Thursday, January 23, 2014

"A miser pays twice. We must not lose the Middle East."

Moscow, January 23 (Interfax) - The first Russian school in Bethlehem is due to open on September 1, 2014.

The issue was discussed at a meeting between Palestinian National Administration leader Mahmoud Abbas and the Imperial Orthodox Palestine Society Chairman Sergey Stepashin at the Society's office building in central Moscow on Thursday.

"Mahmoud Abbas has asked for more schools," Stepashin told reporters after the meeting.

Before 1917 there were around 100 Russian schools in Bethlehem, he recalled. Russian schools could also open in Ramallah and Gaza Strip in the future, Stepashin said.

"A miser pays twice. We must not lose the Middle East," he said.

Also, in one year's time Bethlehem will see the launch of a multi-functional Russian center, one of the biggest in the Middle East, the Society chairman said. In 2013, some 450,000 Russian pilgrims visited Palestine, he recalled.

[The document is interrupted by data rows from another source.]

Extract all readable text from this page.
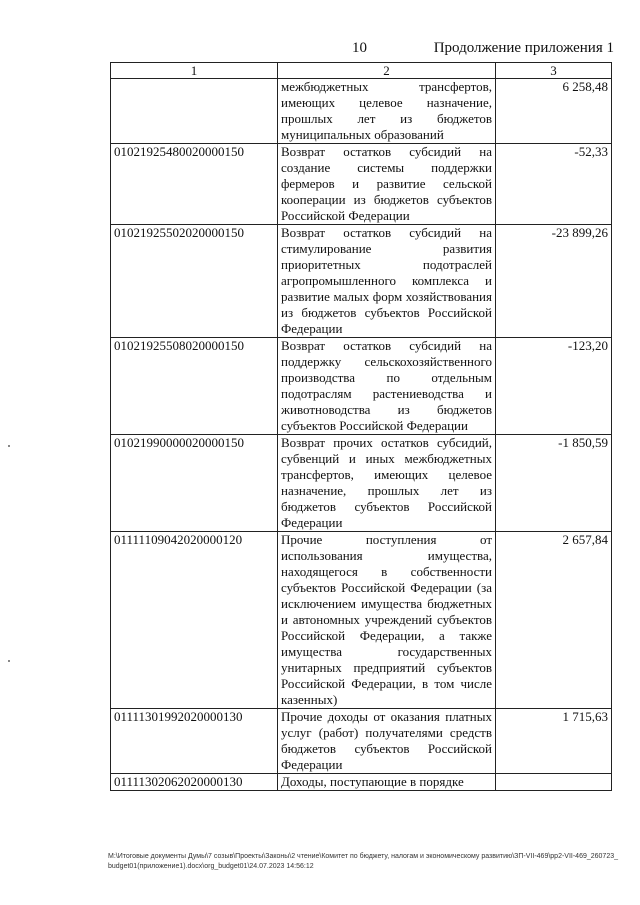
10	Продолжение приложения 1
1	2	3
	межбюджетных трансфертов, имеющих целевое назначение, прошлых лет из бюджетов муниципальных образований	6 258,48
01021925480020000150	Возврат остатков субсидий на создание системы поддержки фермеров и развитие сельской кооперации из бюджетов субъектов Российской Федерации	-52,33
01021925502020000150	Возврат остатков субсидий на стимулирование развития приоритетных подотраслей агропромышленного комплекса и развитие малых форм хозяйствования из бюджетов субъектов Российской Федерации	-23 899,26
01021925508020000150	Возврат остатков субсидий на поддержку сельскохозяйственного производства по отдельным подотраслям растениеводства и животноводства из бюджетов субъектов Российской Федерации	-123,20
01021990000020000150	Возврат прочих остатков субсидий, субвенций и иных межбюджетных трансфертов, имеющих целевое назначение, прошлых лет из бюджетов субъектов Российской Федерации	-1 850,59
01111109042020000120	Прочие поступления от использования имущества, находящегося в собственности субъектов Российской Федерации (за исключением имущества бюджетных и автономных учреждений субъектов Российской Федерации, а также имущества государственных унитарных предприятий субъектов Российской Федерации, в том числе казенных)	2 657,84
01111301992020000130	Прочие доходы от оказания платных услуг (работ) получателями средств бюджетов субъектов Российской Федерации	1 715,63
01111302062020000130	Доходы, поступающие в порядке	
М:\Итоговые документы Думы\7 созыв\Проекты\Законы\2 чтение\Комитет по бюджету, налогам и экономическому развитию\ЗП-VII-469\pp2-VII-469_260723_budget01(приложение1).docx\org_budget01\24.07.2023 14:56:12
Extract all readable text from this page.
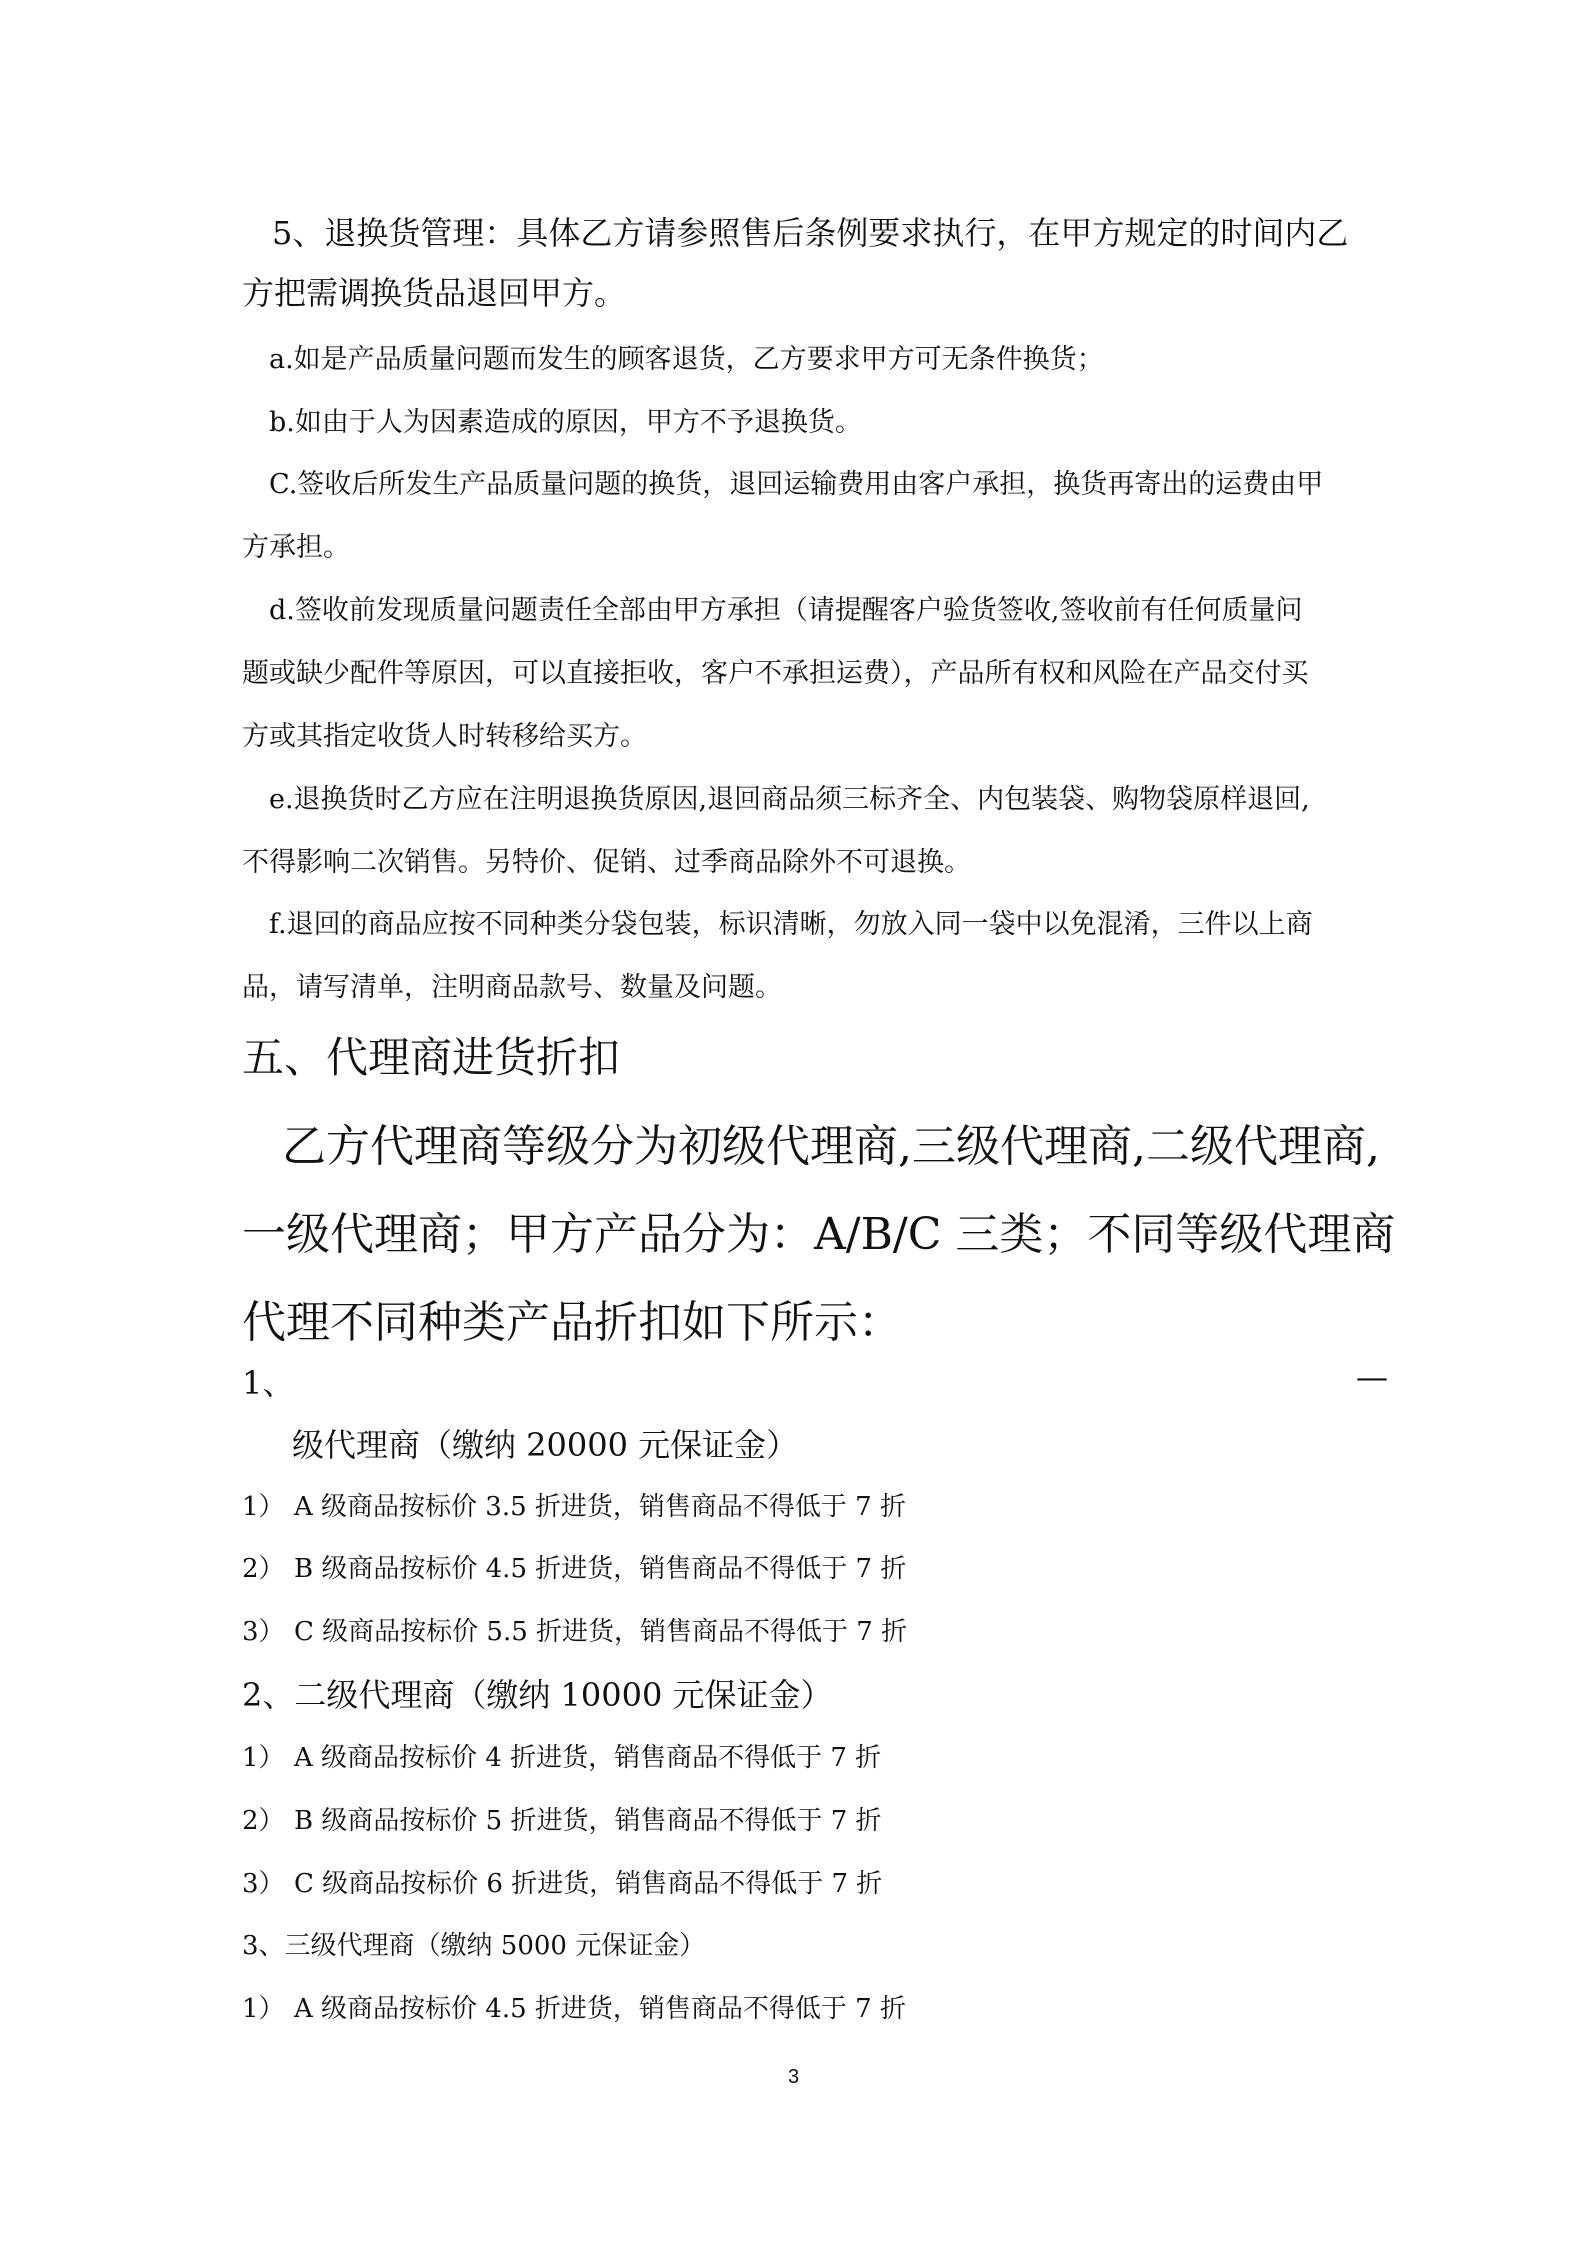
5、退换货管理：具体乙方请参照售后条例要求执行，在甲方规定的时间内乙
方把需调换货品退回甲方。
a.如是产品质量问题而发生的顾客退货，乙方要求甲方可无条件换货；
b.如由于人为因素造成的原因，甲方不予退换货。
C.签收后所发生产品质量问题的换货，退回运输费用由客户承担，换货再寄出的运费由甲
方承担。
d.签收前发现质量问题责任全部由甲方承担（请提醒客户验货签收,签收前有任何质量问
题或缺少配件等原因，可以直接拒收，客户不承担运费），产品所有权和风险在产品交付买
方或其指定收货人时转移给买方。
e.退换货时乙方应在注明退换货原因,退回商品须三标齐全、内包装袋、购物袋原样退回,
不得影响二次销售。另特价、促销、过季商品除外不可退换。
f.退回的商品应按不同种类分袋包装，标识清晰，勿放入同一袋中以免混淆，三件以上商
品，请写清单，注明商品款号、数量及问题。
五、代理商进货折扣
乙方代理商等级分为初级代理商,三级代理商,二级代理商,
一级代理商；甲方产品分为：A/B/C 三类；不同等级代理商
代理不同种类产品折扣如下所示：
1、	—
级代理商（缴纳 20000 元保证金）
1） A 级商品按标价 3.5 折进货，销售商品不得低于 7 折
2） B 级商品按标价 4.5 折进货，销售商品不得低于 7 折
3） C 级商品按标价 5.5 折进货，销售商品不得低于 7 折
2、二级代理商（缴纳 10000 元保证金）
1） A 级商品按标价 4 折进货，销售商品不得低于 7 折
2） B 级商品按标价 5 折进货，销售商品不得低于 7 折
3） C 级商品按标价 6 折进货，销售商品不得低于 7 折
3、三级代理商（缴纳 5000 元保证金）
1） A 级商品按标价 4.5 折进货，销售商品不得低于 7 折
3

Before the revolution the region was visited annually by around a million people from the Russian Empire.

Today, Russia does not have any property issues in Palestine, Stepashin said responding to a question posed by Interfax. "There is no problem with Palestine. It gave everything that is needed, even more," he said.

Also, Sergius Metochion is due to open in Jerusalem in 2015, Stepashin said.

This spring the Society is planning a number of conferences in Beirut and Geneva, as well as cooperation with Pope Francis on the subject of protecting Christians in the Middle East, he said.

The Imperial Orthodox Palestine Society was founded at the behest of Emperor Alexander III in 1882. The society's main goals and objectives are: to organize Russian pilgrimages to the holy sites (Palestine, Athos, Bari), to assist the Russian Church in its service abroad, to promote the culture among the Middle Eastern population, to conduct a scientific study of the historical heritage of the Holy Land.

After the 1917 revolution the Society ceased to exist but its tradition of scientific research into the Holy Land's historical heritage was continued by the Russian Palestinian society set up by the Soviet Academy of Sciences.

In May 1992, the Imperial Orthodox Palestinian Society was registered again as a public organization under its historical name. Currently, the Society has 18 regional branches across Russia.

By 1917, the Russian Empire had owned 70 sites in the Holy Land but in 1964 most of them were sold by the Soviet government to Israel for a token sum of $4.5 million (the so-called "orange deal"). The restitution of Russia's historical properties in the region is now under way.